Why the Goblet Squat Works for Nearly Every Athlete I Coach
- Coach Dave

- 6 days ago
- 2 min read
The goblet squat is one of those movements that looks almost too simple to matter, but for athletes across just about every sport I work with, it ends up being one of the most useful tools we have. It’s not just a “beginner squat” or a warm-up drill. Done properly, it’s a brutally honest assessment of how well someone can actually squat.
At its most basic, the setup is straightforward. You hold a dumbbell or kettlebell vertically against your chest, almost like you’re bracing it into your sternum. Feet are usually about shoulder-width apart, toes slightly turned out. From there, you brace your core, keep your chest tall, and sit down between your hips. Knees track out over the toes as you descend under control until you hit at least parallel depth. Ideally, elbows come inside the knees at the bottom without everything collapsing forward.
Then you drive back up through your heels and midfoot, squeezing the glutes as you return to standing. Simple idea, but the execution is where all the value is.
What makes the goblet squat so powerful is the front-loaded position. Because the weight sits in front of your body, it naturally pulls you into better posture. If you start tipping forward, losing your brace, or letting your knees cave in, you feel it immediately. There’s no hiding it. That feedback loop is gold for athletes, because it teaches them what “good positions” actually feel like under load.
For a lot of athletes, especially runners, swimmers, and field sport players, the goblet squat becomes a way to rebuild squat mechanics without immediately jumping into a barbell back squat. It reinforces trunk stiffness, hip control, and ankle mobility all at once. If those things aren’t there, the goblet squat exposes them quickly. And that’s the point.
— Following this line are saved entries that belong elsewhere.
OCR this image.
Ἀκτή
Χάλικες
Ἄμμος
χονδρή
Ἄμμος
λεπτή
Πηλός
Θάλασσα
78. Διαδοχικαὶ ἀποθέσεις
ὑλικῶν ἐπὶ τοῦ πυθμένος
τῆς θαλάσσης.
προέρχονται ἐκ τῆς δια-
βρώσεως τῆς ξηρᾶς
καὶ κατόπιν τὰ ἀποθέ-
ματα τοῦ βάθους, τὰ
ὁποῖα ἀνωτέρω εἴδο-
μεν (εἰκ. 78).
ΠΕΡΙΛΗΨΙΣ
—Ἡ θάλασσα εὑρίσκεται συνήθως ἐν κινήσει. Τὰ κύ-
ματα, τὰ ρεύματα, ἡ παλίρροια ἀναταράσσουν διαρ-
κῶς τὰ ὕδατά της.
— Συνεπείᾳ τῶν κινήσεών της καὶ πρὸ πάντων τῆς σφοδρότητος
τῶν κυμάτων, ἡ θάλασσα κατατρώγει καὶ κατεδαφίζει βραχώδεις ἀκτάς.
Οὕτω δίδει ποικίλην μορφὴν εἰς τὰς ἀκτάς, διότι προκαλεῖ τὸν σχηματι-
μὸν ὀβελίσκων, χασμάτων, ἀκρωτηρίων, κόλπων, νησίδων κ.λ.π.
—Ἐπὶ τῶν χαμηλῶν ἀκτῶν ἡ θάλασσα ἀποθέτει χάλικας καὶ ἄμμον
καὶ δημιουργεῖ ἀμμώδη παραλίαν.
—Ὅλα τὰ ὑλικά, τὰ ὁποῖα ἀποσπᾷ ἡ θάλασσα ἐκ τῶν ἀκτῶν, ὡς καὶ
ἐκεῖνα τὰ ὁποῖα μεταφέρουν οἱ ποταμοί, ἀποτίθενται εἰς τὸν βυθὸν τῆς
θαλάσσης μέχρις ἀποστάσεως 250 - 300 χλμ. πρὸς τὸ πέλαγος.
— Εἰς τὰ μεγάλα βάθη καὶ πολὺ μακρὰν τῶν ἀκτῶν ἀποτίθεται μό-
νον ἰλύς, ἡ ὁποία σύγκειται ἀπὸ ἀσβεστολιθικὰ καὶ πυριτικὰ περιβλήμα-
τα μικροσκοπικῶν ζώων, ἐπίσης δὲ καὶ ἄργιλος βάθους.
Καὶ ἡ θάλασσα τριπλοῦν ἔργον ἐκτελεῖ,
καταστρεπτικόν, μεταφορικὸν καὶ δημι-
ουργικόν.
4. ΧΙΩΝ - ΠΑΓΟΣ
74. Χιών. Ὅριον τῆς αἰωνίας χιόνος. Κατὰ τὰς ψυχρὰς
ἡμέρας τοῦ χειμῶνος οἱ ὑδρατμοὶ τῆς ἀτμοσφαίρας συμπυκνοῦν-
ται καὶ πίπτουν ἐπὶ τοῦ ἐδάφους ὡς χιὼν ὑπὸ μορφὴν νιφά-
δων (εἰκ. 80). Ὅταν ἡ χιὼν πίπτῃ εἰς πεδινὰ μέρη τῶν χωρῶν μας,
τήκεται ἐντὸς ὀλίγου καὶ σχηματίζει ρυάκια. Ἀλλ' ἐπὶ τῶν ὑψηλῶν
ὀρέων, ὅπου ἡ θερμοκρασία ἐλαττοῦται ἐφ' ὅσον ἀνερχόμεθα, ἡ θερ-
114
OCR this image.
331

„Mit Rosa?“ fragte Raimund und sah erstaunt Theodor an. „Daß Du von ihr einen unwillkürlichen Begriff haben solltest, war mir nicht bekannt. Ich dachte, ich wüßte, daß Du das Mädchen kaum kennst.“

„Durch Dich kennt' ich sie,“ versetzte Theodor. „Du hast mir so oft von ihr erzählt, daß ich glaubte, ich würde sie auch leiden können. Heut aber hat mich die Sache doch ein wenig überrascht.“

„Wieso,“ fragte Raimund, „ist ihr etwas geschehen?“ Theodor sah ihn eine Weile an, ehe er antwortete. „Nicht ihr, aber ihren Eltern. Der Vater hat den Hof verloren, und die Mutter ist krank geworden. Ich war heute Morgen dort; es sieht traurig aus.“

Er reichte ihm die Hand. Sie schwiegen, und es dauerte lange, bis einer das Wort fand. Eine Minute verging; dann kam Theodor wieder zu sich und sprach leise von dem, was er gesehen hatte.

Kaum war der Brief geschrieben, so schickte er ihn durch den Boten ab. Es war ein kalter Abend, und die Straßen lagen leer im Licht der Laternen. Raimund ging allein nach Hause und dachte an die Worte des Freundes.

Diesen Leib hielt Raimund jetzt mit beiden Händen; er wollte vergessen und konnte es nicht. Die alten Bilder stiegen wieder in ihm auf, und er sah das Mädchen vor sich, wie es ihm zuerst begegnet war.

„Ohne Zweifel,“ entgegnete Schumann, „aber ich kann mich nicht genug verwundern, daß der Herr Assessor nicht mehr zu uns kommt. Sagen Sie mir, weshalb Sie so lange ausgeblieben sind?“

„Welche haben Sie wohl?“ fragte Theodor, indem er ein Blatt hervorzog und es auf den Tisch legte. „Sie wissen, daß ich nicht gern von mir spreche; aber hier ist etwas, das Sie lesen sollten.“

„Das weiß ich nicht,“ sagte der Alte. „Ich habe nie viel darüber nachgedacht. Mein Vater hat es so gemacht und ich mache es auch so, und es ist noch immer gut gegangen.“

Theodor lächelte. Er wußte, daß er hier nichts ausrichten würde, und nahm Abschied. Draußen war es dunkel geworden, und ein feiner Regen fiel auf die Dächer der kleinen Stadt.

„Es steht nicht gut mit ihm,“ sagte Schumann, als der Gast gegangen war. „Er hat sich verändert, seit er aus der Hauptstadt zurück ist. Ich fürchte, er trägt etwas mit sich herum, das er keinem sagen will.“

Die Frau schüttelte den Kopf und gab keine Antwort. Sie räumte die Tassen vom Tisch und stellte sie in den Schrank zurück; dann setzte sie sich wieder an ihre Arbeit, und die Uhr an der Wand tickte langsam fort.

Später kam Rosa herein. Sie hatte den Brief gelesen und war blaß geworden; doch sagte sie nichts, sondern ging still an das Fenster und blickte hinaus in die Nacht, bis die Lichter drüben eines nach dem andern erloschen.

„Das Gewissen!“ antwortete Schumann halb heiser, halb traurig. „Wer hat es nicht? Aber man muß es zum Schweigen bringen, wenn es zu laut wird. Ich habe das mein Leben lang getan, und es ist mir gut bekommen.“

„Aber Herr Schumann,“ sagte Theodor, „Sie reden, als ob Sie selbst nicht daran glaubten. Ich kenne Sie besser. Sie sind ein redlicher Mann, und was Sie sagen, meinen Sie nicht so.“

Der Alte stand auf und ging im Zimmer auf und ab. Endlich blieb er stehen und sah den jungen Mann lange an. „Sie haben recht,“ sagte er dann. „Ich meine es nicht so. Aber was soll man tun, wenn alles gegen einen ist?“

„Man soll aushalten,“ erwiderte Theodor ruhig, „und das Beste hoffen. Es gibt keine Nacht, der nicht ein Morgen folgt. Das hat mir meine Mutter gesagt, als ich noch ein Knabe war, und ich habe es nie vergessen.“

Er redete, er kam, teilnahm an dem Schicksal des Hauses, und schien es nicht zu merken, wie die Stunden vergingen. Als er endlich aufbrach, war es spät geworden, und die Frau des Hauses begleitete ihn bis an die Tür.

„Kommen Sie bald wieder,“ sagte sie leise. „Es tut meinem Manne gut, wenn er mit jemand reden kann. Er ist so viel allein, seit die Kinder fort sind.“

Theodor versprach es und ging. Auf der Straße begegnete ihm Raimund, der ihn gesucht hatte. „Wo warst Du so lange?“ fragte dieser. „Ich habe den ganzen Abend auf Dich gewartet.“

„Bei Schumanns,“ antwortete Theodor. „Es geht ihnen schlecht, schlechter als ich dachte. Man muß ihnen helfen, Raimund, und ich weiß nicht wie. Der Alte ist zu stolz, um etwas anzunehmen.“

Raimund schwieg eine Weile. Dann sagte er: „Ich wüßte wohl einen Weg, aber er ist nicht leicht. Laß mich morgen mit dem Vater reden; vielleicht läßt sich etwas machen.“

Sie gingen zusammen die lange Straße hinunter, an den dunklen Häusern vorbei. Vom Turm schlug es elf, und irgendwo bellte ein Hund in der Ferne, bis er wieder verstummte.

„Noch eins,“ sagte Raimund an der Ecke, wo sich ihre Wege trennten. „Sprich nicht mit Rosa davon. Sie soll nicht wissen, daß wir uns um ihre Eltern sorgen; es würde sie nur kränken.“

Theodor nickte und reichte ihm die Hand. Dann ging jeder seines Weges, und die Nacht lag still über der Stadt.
Coaching it, I’m usually thinking about a few key things. Keep the weight tight to the chest so it acts as a counterbalance. Keep the heels grounded the whole time. Actively push the knees out rather than letting them fall in. And don’t rush the descent or bounce out of the bottom—control matters more than speed here. A clean, controlled rep is worth far more than a sloppy heavy one.
A lot of athletes also underestimate how much it challenges the upper back and core. If you lose tension there, the whole movement breaks down. That’s why I like it so much for masters athletes in particular—it gives you strength training and movement feedback in one hit without needing extreme loads.
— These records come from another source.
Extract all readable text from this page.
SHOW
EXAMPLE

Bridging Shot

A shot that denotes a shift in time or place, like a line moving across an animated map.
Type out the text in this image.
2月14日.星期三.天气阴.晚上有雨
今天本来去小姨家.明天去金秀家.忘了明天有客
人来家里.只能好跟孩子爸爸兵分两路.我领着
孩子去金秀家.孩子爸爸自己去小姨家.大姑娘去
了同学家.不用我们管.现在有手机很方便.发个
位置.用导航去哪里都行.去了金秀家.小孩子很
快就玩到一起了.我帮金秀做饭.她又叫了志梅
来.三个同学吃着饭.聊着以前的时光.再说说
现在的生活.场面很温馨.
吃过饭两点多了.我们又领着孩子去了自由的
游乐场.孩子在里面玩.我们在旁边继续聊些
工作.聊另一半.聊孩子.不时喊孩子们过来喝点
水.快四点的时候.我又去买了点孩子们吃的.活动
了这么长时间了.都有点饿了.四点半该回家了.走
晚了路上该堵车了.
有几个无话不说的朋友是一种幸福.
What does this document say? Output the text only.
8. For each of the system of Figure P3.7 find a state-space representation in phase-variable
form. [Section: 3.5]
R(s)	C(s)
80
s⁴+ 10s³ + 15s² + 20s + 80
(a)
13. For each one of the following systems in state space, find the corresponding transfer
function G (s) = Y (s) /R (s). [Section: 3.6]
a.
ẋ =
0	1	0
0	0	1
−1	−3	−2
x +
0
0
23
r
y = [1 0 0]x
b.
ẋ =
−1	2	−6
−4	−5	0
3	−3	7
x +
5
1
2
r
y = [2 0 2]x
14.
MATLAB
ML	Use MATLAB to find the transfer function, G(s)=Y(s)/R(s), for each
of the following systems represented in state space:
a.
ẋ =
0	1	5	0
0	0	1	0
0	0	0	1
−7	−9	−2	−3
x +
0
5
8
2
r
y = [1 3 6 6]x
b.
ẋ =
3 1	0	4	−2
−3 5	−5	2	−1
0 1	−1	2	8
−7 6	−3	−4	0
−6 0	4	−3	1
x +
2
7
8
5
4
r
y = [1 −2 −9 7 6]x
In programming terms, it can sit almost anywhere. Early in a session as a movement primer, in the middle as strength work, or as higher-rep conditioning work when the goal is capacity. Typically, something like 2–3 sets of 10–15 controlled reps is a solid starting point, as long as the last few reps are still technically clean.
If an athlete can own a solid goblet squat—depth, control, posture under load—it usually tells me they’re ready for more complex loading patterns. If they can’t, then we’ve got a very clear place to start.